Jesus’ familiar story about the last judgment also involved a question of seeing: “When did we see you hungry … or sick, and did nothing?” “As long as you did not do it to the least of [these brothers of mine — the hungry one, the thirsty one, the naked one, the stranger, the sick one or the prisoner], you did not do it to me.” A question yet again of seeing, of seeing the needy as nothing less than embodiments of Jesus, as our brothers and sisters. The rich man’s ability to see who really were his brothers and sisters was far, far, too narrow. It was totally inadequate for the Kingdom experience.
Today, there are 36 million refugees around the world who have fled to another country. That is a staggeringly high number of people in need of protection — desperate enough, courageous enough, to leave the one country where they felt at home, sometimes pregnant, sometimes leaving their family, sometimes needing to leave everything they owned and to bring their helpless children with them… You have seen the same TV footage that I have.
Sadly, with some wonderful exceptions, some of the poorer countries are the most welcoming of those in need. Pope Francis agonises over the Western world’s heartlessness regarding refugees.

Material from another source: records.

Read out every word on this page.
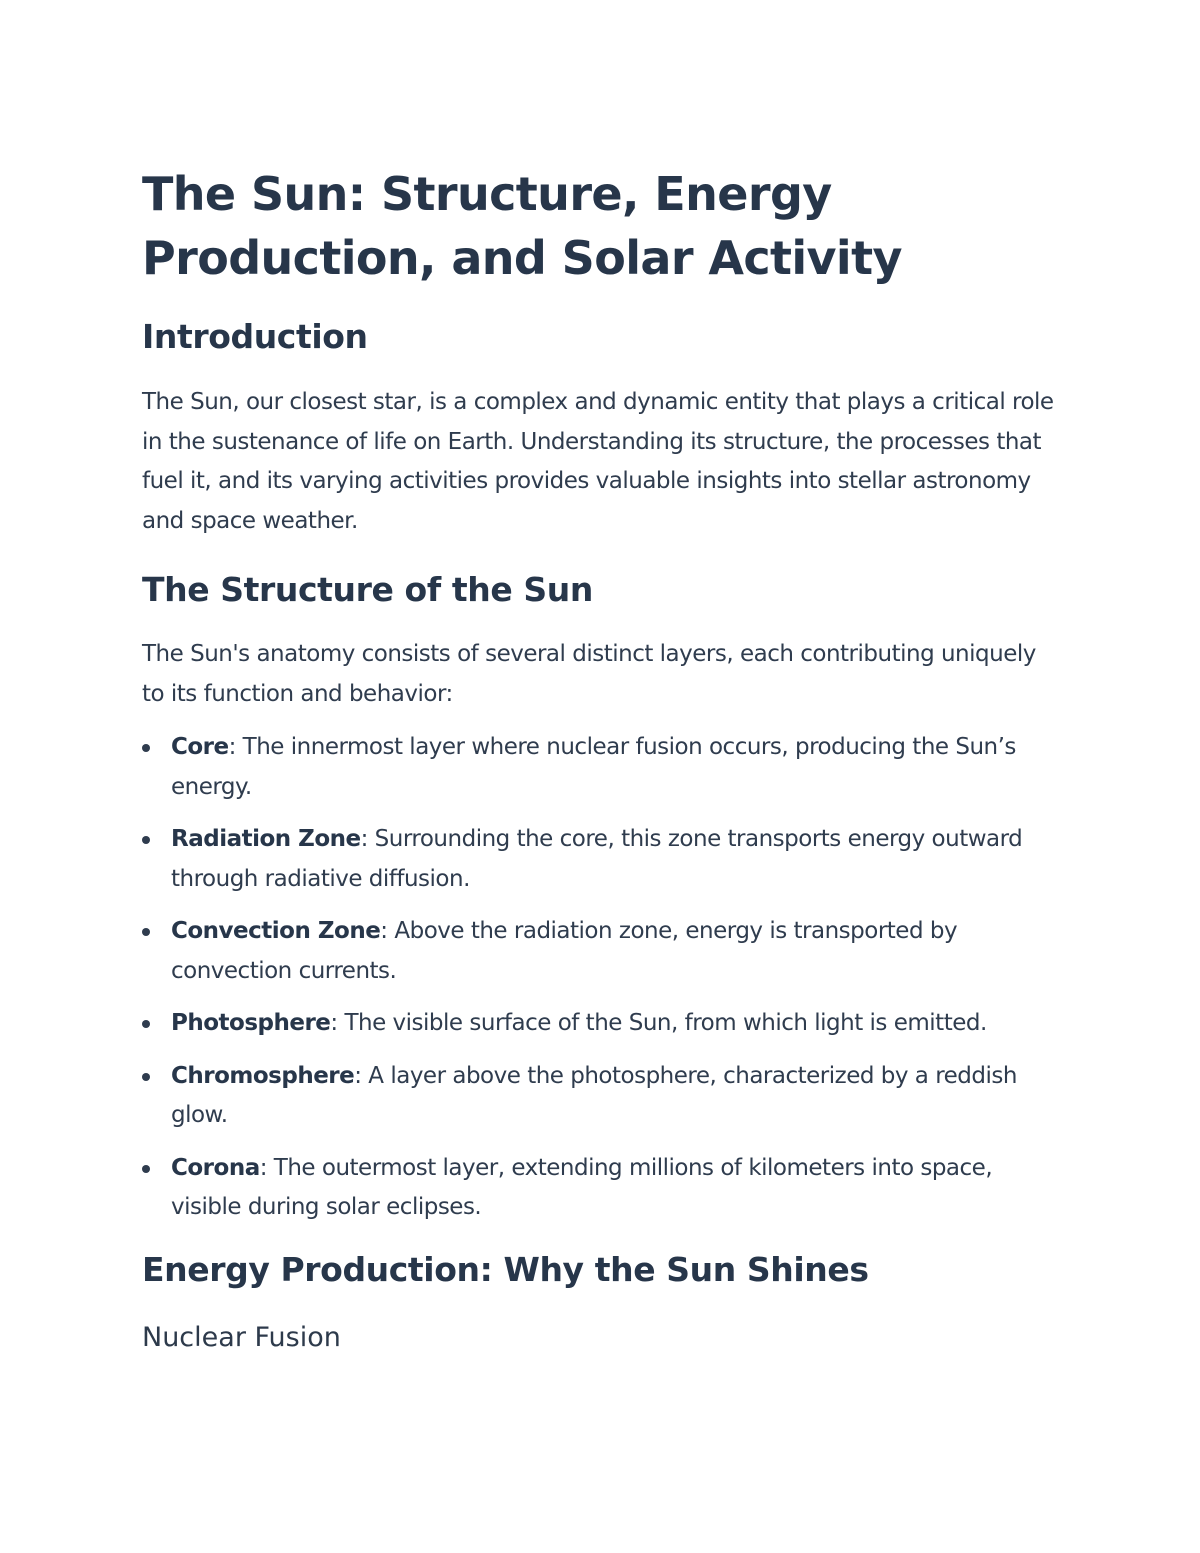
The Sun: Structure, Energy Production, and Solar Activity
Introduction

The Sun, our closest star, is a complex and dynamic entity that plays a critical role in the sustenance of life on Earth. Understanding its structure, the processes that fuel it, and its varying activities provides valuable insights into stellar astronomy and space weather.

The Structure of the Sun

The Sun's anatomy consists of several distinct layers, each contributing uniquely to its function and behavior:

Core: The innermost layer where nuclear fusion occurs, producing the Sun’s energy.
Radiation Zone: Surrounding the core, this zone transports energy outward through radiative diffusion.
Convection Zone: Above the radiation zone, energy is transported by convection currents.
Photosphere: The visible surface of the Sun, from which light is emitted.
Chromosphere: A layer above the photosphere, characterized by a reddish glow.
Corona: The outermost layer, extending millions of kilometers into space, visible during solar eclipses.
Energy Production: Why the Sun Shines
Nuclear Fusion
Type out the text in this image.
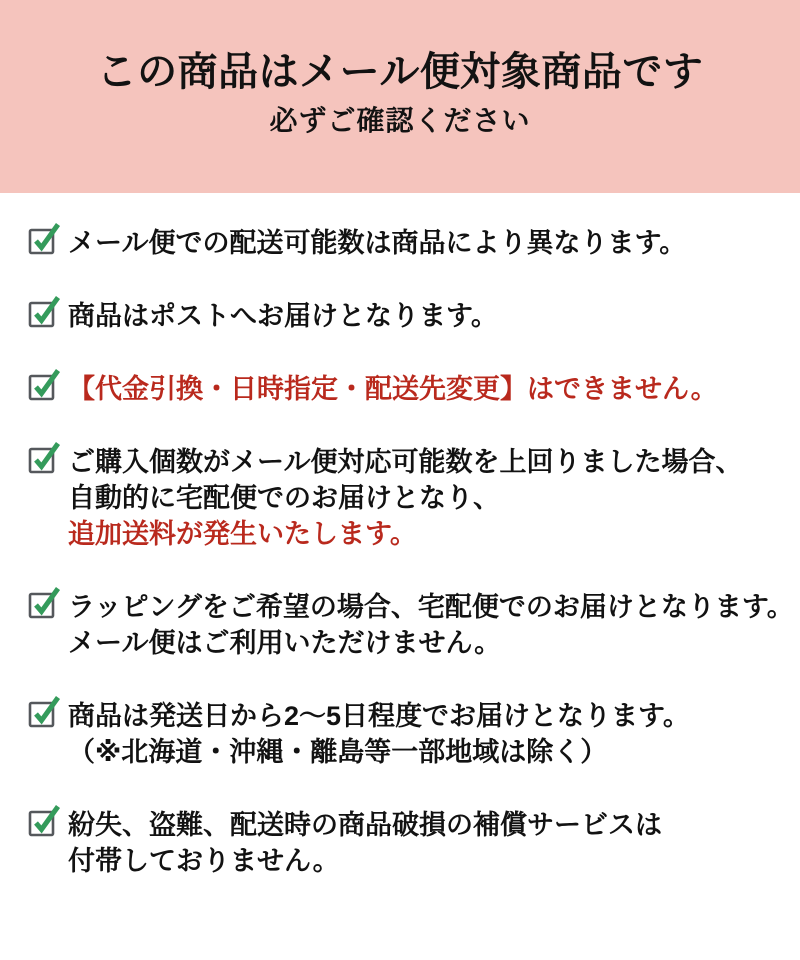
この商品はメール便対象商品です
必ずご確認ください
メール便での配送可能数は商品により異なります。
商品はポストへお届けとなります。
【代金引換・日時指定・配送先変更】はできません。
ご購入個数がメール便対応可能数を上回りました場合、
自動的に宅配便でのお届けとなり、
追加送料が発生いたします。
ラッピングをご希望の場合、宅配便でのお届けとなります。
メール便はご利用いただけません。
商品は発送日から2〜5日程度でお届けとなります。
（※北海道・沖縄・離島等一部地域は除く）
紛失、盗難、配送時の商品破損の補償サービスは
付帯しておりません。
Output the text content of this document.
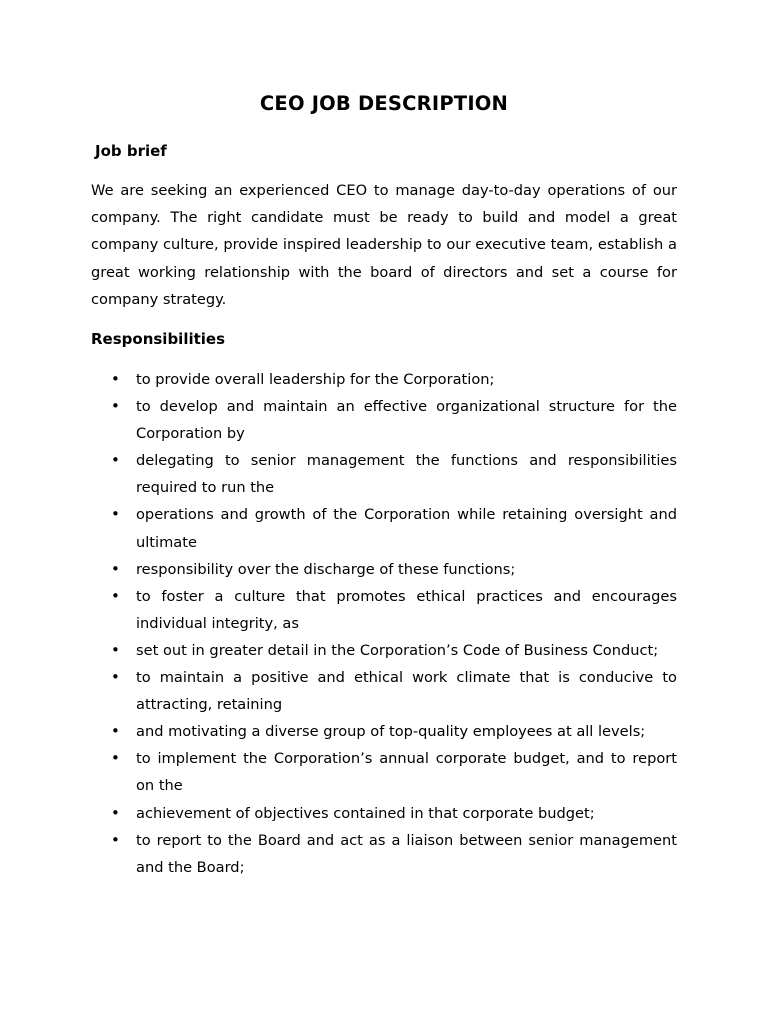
CEO JOB DESCRIPTION
Job brief

We are seeking an experienced CEO to manage day-to-day operations of our company. The right candidate must be ready to build and model a great company culture, provide inspired leadership to our executive team, establish a great working relationship with the board of directors and set a course for company strategy.

Responsibilities
• to provide overall leadership for the Corporation;
• to develop and maintain an effective organizational structure for the Corporation by
• delegating to senior management the functions and responsibilities required to run the
• operations and growth of the Corporation while retaining oversight and ultimate
• responsibility over the discharge of these functions;
• to foster a culture that promotes ethical practices and encourages individual integrity, as
• set out in greater detail in the Corporation’s Code of Business Conduct;
• to maintain a positive and ethical work climate that is conducive to attracting, retaining
• and motivating a diverse group of top-quality employees at all levels;
• to implement the Corporation’s annual corporate budget, and to report on the
• achievement of objectives contained in that corporate budget;
• to report to the Board and act as a liaison between senior management and the Board;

What is Australia’s problem with refugees, with asylum seekers, and especially with the most unpopular of them, those who arrive by boat? How come we are so concerned about people smugglers, and not at all about the desperate and often traumatised people in their boats?
It seems that, like the rich man in Jesus’ story, we just don’t see them. Certainly, like him, we do not see them as fellow sons and daughters of “Father Abraham” — as our brothers and sisters in Christ. We rarely give them time even to listen to their stories, before we say, “You are not welcome! Supporting you may even be a financial liability on us for a short while.”
It is not just a problem with the politicians. The politicians were elected by us after careful scrutiny of the opinion polls conducted in their electorates. It is also our problem. The politicians know where people stand on these issues. We can’t blame it all on others. Our role as Church, as disciples of Jesus, is to bring Jesus’ values into public and political life. Yet, too often, it is the culture and the popular media that blind and desensitise us, rather than we who enlighten and enthuse our culture. Not enough of us stand out as different — and attractively different at that.
How true! As Jesus lamented in his story today: “They will not be convinced even if someone should rise from the dead!”